Friday, November 5, 2010

Can you say I Love You too Much

I Love You

By Janeal Mulany


Simple three little words. Right or not. Can you say them too often to the ones you love? No, because actions don’t always speak louder then words. There are times, when for whatever the reason you have to be hard on a child, a parent, or yes even a spouse. Sometimes it is called hard love, other times it is called punishment. When you do have to punish or actually demonstrate to a love one, hard love. Your actions may not express the love and concern you feel for them. So using those three little simple words can signify that you have their best interest at heart.

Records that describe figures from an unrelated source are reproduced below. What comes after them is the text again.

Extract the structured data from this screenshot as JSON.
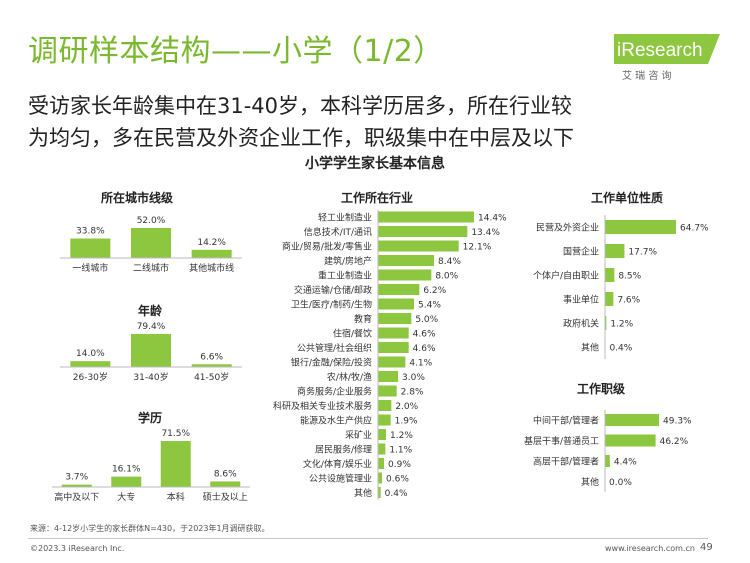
{
  "header": {
    "title": "调研样本结构——小学（1/2）",
    "subtitle_line1": "受访家长年龄集中在31-40岁，本科学历居多，所在行业较",
    "subtitle_line2": "为均匀，多在民营及外资企业工作，职级集中在中层及以下",
    "logo_text": "iResearch",
    "logo_cn": "艾 瑞 咨 询"
  },
  "colors": {
    "accent": "#7ab82e",
    "bar": "#8dc63f"
  },
  "main_title": "小学学生家长基本信息",
  "chart_data": [
    {
      "type": "bar",
      "title": "所在城市线级",
      "categories": [
        "一线城市",
        "二线城市",
        "其他城市线"
      ],
      "values": [
        33.8,
        52.0,
        14.2
      ],
      "labels": [
        "33.8%",
        "52.0%",
        "14.2%"
      ],
      "xlabel": "",
      "ylabel": ""
    },
    {
      "type": "bar",
      "title": "年龄",
      "categories": [
        "26-30岁",
        "31-40岁",
        "41-50岁"
      ],
      "values": [
        14.0,
        79.4,
        6.6
      ],
      "labels": [
        "14.0%",
        "79.4%",
        "6.6%"
      ],
      "xlabel": "",
      "ylabel": ""
    },
    {
      "type": "bar",
      "title": "学历",
      "categories": [
        "高中及以下",
        "大专",
        "本科",
        "硕士及以上"
      ],
      "values": [
        3.7,
        16.1,
        71.5,
        8.6
      ],
      "labels": [
        "3.7%",
        "16.1%",
        "71.5%",
        "8.6%"
      ],
      "xlabel": "",
      "ylabel": ""
    },
    {
      "type": "bar",
      "orientation": "horizontal",
      "title": "工作所在行业",
      "categories": [
        "轻工业制造业",
        "信息技术/IT/通讯",
        "商业/贸易/批发/零售业",
        "建筑/房地产",
        "重工业制造业",
        "交通运输/仓储/邮政",
        "卫生/医疗/制药/生物",
        "教育",
        "住宿/餐饮",
        "公共管理/社会组织",
        "银行/金融/保险/投资",
        "农/林/牧/渔",
        "商务服务/企业服务",
        "科研及相关专业技术服务",
        "能源及水生产供应",
        "采矿业",
        "居民服务/修理",
        "文化/体育/娱乐业",
        "公共设施管理业",
        "其他"
      ],
      "values": [
        14.4,
        13.4,
        12.1,
        8.4,
        8.0,
        6.2,
        5.4,
        5.0,
        4.6,
        4.6,
        4.1,
        3.0,
        2.8,
        2.0,
        1.9,
        1.2,
        1.1,
        0.9,
        0.6,
        0.4
      ],
      "labels": [
        "14.4%",
        "13.4%",
        "12.1%",
        "8.4%",
        "8.0%",
        "6.2%",
        "5.4%",
        "5.0%",
        "4.6%",
        "4.6%",
        "4.1%",
        "3.0%",
        "2.8%",
        "2.0%",
        "1.9%",
        "1.2%",
        "1.1%",
        "0.9%",
        "0.6%",
        "0.4%"
      ],
      "xlabel": "",
      "ylabel": ""
    },
    {
      "type": "bar",
      "orientation": "horizontal",
      "title": "工作单位性质",
      "categories": [
        "民营及外资企业",
        "国营企业",
        "个体户/自由职业",
        "事业单位",
        "政府机关",
        "其他"
      ],
      "values": [
        64.7,
        17.7,
        8.5,
        7.6,
        1.2,
        0.4
      ],
      "labels": [
        "64.7%",
        "17.7%",
        "8.5%",
        "7.6%",
        "1.2%",
        "0.4%"
      ],
      "xlabel": "",
      "ylabel": ""
    },
    {
      "type": "bar",
      "orientation": "horizontal",
      "title": "工作职级",
      "categories": [
        "中间干部/管理者",
        "基层干事/普通员工",
        "高层干部/管理者",
        "其他"
      ],
      "values": [
        49.3,
        46.2,
        4.4,
        0.0
      ],
      "labels": [
        "49.3%",
        "46.2%",
        "4.4%",
        "0.0%"
      ],
      "xlabel": "",
      "ylabel": ""
    }
  ],
  "footer": {
    "source": "来源：4-12岁小学生的家长群体N=430，于2023年1月调研获取。",
    "copyright": "©2023.3 iResearch Inc.",
    "website": "www.iresearch.com.cn",
    "page": "49"
  }
}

For example when your baby starts crawling or walking they don’t know an electric cord plugged into a wall can be hazardous, so you tell them no don’t touch, three, five, seven, ten times, but they still keep going after the wire. So you need to do something further to let them know there is consequences to playing with the wire and the wall socket. You slap their hand lightly, but hard enough for them to know they don’t touch. You need to let them know that even though you punished them you still love them. You say those three magic little words then give them a hug. Now have you said those three words too frequently?

No, you need to let the people you love now that your love for them is never to be questioned, because no matter what they do you will always love them. I have a three-year-old granddaughter; She yells out grandma, I ask her, what baby? She says, I Love You. I tell her I Love You too sweetheart. This happens anywhere from one to fifty times a day. Are we saying I Love You too repeatedly? I don’t think so. When you leave the house do you tell your family you love them, before you walk out the door? Do you tell them I love you just before you hang up the phone? What if something happened to you or them, and that had been your last chance to tell them how you felt about them? Would you still think that you told them I Love You too frequently?

The only time I think you can use those three little words too often is when you don’t mean them, or you use them as a tool for control over a loved one or to cover up abuse one way or the other. In all those occurrences it is not true love they speak of. For you don’t abuse the ones you love, or try to control them.

If you truly love someone, then no you cannot use those words to repeatedly.